—M’est avis que le condor avait goût de faux-sel, dit-il plus bas; les drôles ont espéré se régaler en me faisant payer la consommation; mais le Parisien n’aime pas qu’on le mystifie, c’est antipathique à son tempérament. Aussi tant pis pour ceux qui voudront rire; si on entre en danse, je me charge de la musique.

A ces mots, le gabelou éclata de rire, battit un entrechat des plus hasardés; et, après avoir salué, avec une recherche grotesque, prit en courant le chemin qui conduisait aux salines.

Je demeurai un instant à la même place, incertain sur ce que je devais faire.
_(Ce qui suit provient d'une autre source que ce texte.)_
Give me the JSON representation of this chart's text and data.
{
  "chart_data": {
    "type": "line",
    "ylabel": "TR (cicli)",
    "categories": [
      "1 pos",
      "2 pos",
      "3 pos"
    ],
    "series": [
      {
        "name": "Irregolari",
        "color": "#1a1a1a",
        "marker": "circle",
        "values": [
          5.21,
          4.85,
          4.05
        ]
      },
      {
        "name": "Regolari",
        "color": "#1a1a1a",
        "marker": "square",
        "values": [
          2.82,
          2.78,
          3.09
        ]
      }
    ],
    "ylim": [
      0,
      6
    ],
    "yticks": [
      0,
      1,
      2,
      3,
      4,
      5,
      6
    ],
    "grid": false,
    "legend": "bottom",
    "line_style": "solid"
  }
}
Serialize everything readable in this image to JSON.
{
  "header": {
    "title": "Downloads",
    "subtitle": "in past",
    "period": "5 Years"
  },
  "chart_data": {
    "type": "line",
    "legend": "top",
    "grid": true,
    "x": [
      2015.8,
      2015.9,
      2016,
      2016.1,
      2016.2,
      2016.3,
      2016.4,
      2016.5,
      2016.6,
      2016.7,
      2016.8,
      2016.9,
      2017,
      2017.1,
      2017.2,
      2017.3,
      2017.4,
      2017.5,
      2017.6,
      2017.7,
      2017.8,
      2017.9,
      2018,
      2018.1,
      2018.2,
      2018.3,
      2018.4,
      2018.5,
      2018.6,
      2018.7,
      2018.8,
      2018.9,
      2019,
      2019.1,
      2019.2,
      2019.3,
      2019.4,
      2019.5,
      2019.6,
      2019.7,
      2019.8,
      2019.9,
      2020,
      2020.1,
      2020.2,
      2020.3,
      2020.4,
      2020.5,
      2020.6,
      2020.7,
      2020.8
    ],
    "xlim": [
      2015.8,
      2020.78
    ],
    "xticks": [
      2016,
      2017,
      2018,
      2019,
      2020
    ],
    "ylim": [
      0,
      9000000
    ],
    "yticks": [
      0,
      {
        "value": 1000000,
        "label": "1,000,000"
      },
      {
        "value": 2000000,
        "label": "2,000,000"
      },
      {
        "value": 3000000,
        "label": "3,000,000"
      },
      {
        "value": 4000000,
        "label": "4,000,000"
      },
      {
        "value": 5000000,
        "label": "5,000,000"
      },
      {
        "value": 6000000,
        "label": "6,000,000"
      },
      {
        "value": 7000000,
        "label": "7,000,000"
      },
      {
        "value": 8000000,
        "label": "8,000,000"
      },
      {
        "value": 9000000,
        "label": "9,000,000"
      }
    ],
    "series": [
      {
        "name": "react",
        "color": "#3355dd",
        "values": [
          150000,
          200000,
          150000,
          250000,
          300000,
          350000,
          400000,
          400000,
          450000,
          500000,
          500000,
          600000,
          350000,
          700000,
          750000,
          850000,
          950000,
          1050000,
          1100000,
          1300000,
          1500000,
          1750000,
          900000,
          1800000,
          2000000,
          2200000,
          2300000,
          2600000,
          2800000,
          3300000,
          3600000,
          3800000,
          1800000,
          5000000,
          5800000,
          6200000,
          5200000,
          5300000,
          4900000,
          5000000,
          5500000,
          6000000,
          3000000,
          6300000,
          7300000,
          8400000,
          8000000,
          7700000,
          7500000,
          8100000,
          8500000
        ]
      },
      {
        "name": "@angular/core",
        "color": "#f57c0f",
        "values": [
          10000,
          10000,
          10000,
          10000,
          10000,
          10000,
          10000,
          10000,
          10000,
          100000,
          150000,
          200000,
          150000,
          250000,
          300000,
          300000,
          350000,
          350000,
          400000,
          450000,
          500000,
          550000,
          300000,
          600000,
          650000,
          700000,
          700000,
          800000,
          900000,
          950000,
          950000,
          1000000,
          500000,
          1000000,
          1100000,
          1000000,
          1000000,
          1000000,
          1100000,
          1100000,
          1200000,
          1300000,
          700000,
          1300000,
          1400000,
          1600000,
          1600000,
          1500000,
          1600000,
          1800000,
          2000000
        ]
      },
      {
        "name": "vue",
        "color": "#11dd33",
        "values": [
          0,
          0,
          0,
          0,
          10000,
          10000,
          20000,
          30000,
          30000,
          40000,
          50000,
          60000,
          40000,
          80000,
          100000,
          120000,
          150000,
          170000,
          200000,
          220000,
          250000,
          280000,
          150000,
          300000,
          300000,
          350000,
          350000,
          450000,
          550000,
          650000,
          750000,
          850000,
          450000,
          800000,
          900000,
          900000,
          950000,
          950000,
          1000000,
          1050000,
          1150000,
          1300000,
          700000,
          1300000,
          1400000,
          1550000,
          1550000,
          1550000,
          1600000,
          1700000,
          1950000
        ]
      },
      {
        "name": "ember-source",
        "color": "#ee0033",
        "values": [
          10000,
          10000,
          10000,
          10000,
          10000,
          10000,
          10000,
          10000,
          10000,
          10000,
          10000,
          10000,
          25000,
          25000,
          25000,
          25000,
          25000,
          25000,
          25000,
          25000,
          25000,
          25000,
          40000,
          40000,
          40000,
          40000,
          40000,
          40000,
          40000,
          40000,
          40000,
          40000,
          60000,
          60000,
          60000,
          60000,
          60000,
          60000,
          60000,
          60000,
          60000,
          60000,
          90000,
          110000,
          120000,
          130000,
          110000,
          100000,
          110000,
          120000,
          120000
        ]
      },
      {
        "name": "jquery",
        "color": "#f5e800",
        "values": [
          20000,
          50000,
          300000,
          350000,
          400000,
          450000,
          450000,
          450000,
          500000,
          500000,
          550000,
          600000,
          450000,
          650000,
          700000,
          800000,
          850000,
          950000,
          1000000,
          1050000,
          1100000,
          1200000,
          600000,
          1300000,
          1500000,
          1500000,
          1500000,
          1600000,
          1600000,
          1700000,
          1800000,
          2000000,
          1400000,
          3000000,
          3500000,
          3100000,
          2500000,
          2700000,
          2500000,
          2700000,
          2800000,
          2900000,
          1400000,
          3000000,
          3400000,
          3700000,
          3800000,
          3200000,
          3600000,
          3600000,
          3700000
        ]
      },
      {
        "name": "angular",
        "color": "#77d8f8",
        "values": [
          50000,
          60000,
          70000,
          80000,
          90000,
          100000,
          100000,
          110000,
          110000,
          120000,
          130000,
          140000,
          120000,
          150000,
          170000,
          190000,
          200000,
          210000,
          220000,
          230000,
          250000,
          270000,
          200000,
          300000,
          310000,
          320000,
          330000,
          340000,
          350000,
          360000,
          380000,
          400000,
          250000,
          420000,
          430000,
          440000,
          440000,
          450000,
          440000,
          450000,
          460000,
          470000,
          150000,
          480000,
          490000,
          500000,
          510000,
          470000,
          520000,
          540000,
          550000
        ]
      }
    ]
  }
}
Les mots échappés à Pierre-Louis confirmaient pour moi les soupçons du Parisien; il y avait véritablement lieu de craindre que la feinte ivresse de celui-ci n’enharît le saulnier et ses compagnons à quelque tentative dont ils pouvaient avoir à se repentir. Je redoutais l’imprudence ordinaire du mari de Jeanne et j’aurais voulu l’arrêter par un avertissement; mais où se trouvait-il à cette heure, et comment lui parler! Après beaucoup d’hésitations, je me décidai à rebrousser chemin jusque chez lui, espérant qu’un hasard aurait pu le ramener à sa demeure, ou que Jeanne du moins saurait le rencontrer; mais la nuit devenait plus sombre, je me trompai de route, et j’arrivai à la maison du saulnier par la ruelle champêtre sur laquelle s’ouvrait le courtil. Ne voulant point revenir en arrière, je poussai la petite barrière à claire-voie qui lui servait de porte, et j’entrai.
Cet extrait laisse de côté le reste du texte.